Kepler, because it ended early because of those instrumental failures, it wasn’t really able to give us the constraints that we would have hoped for.

But we estimate around half — so 50% — of all Sun-like stars probably have another Earth-like exoplanet.

So if there’s hundreds of billions of Sun-like stars in our galaxy, that could mean hundreds of billions of potentially habitable Earths.

But again, depending on what that number actually is, that’s going to be really important for defining the size of the telescope that you need.

Isa: Most of them that we find are like super-Earths or sub-Neptunes, right?
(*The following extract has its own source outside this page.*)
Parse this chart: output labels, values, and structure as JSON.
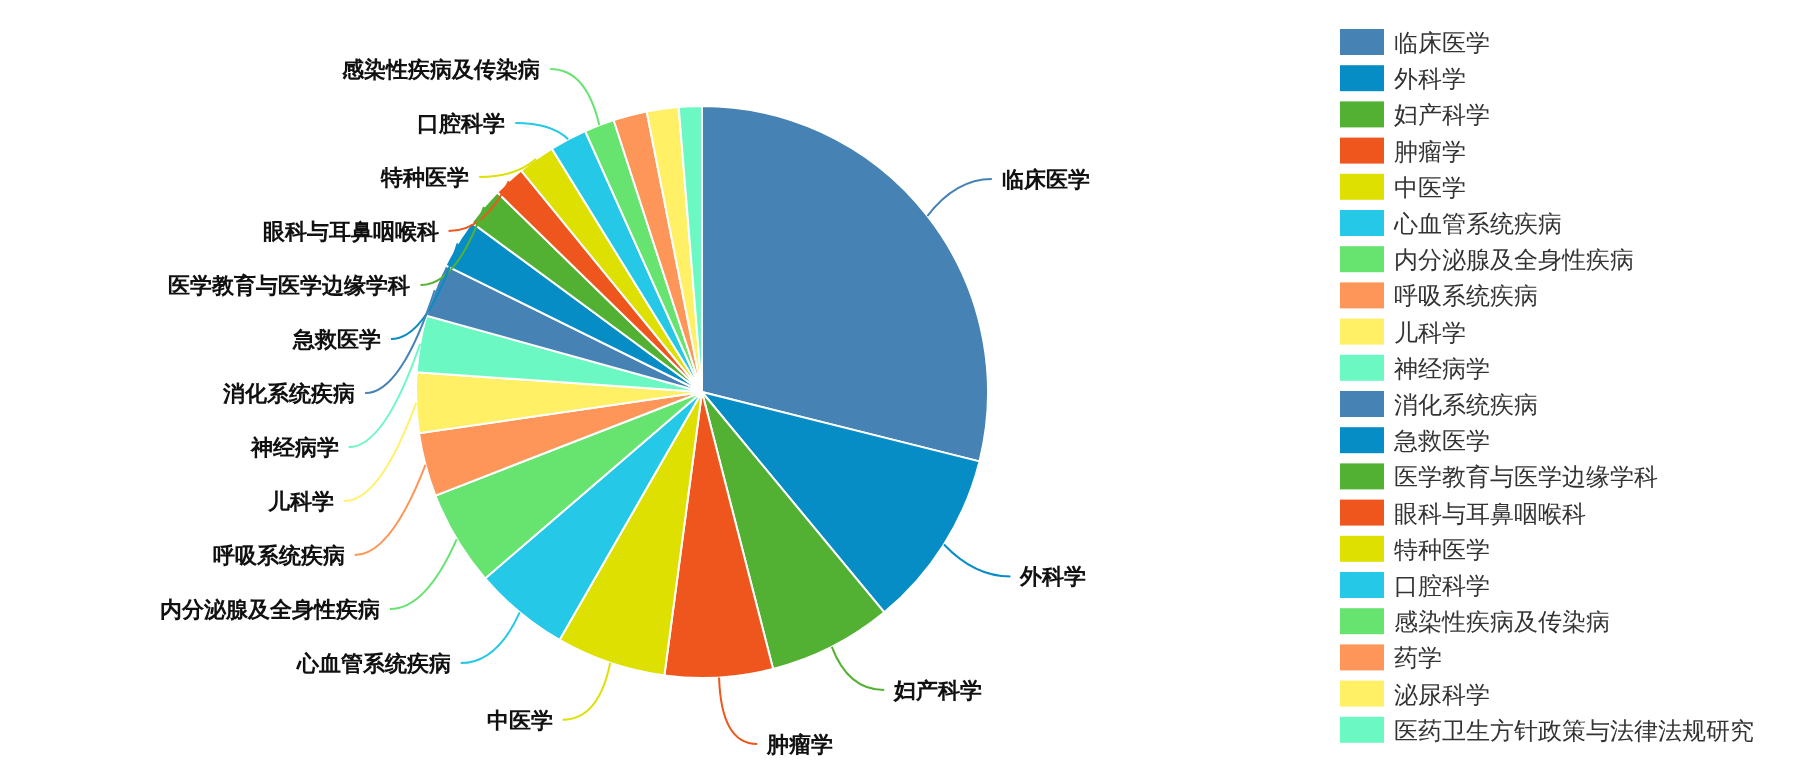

Isn’t that the most common?

Michelle Kunimoto: That’s correct. So planets between the sizes of the Earth and Neptune are the most common planets we’ve found so far, and we don’t have one in our solar system.

So that’s an open question.

Farha Guerrero: I feel that this conversation has been very Galilean — I don’t know if that is the right word — but what it means to me, what makes me so inspired by people like you, Michelle, and I say this sincerely, is that what you and your team are doing is extraordinary.

This is, as I said earlier, is happening in real time. This is extraordinary work that is changing, evolving, and transforming the narrative as we speak.

And it’s a collaboration, but— there is also discourse. It’s got everything.

And I think that’s what the cosmos is. A place of chaos as well as a place of beauty and harmony.

But I’m going to end it there.

Thank you so much for coming and sharing your enthusiasm, and we will be following you! You’re going to have to come back because your research is so fast-paced. We’ll need you back, to give us an update.

Michelle Kunimoto: Sounds good.Thank you so much.

Farha Guerrero: Yeah, I hope you enjoyed this.

Michelle Kunimoto: Really did. Thank you.

Farha Guerrero: And thank you, Isa, for joining in.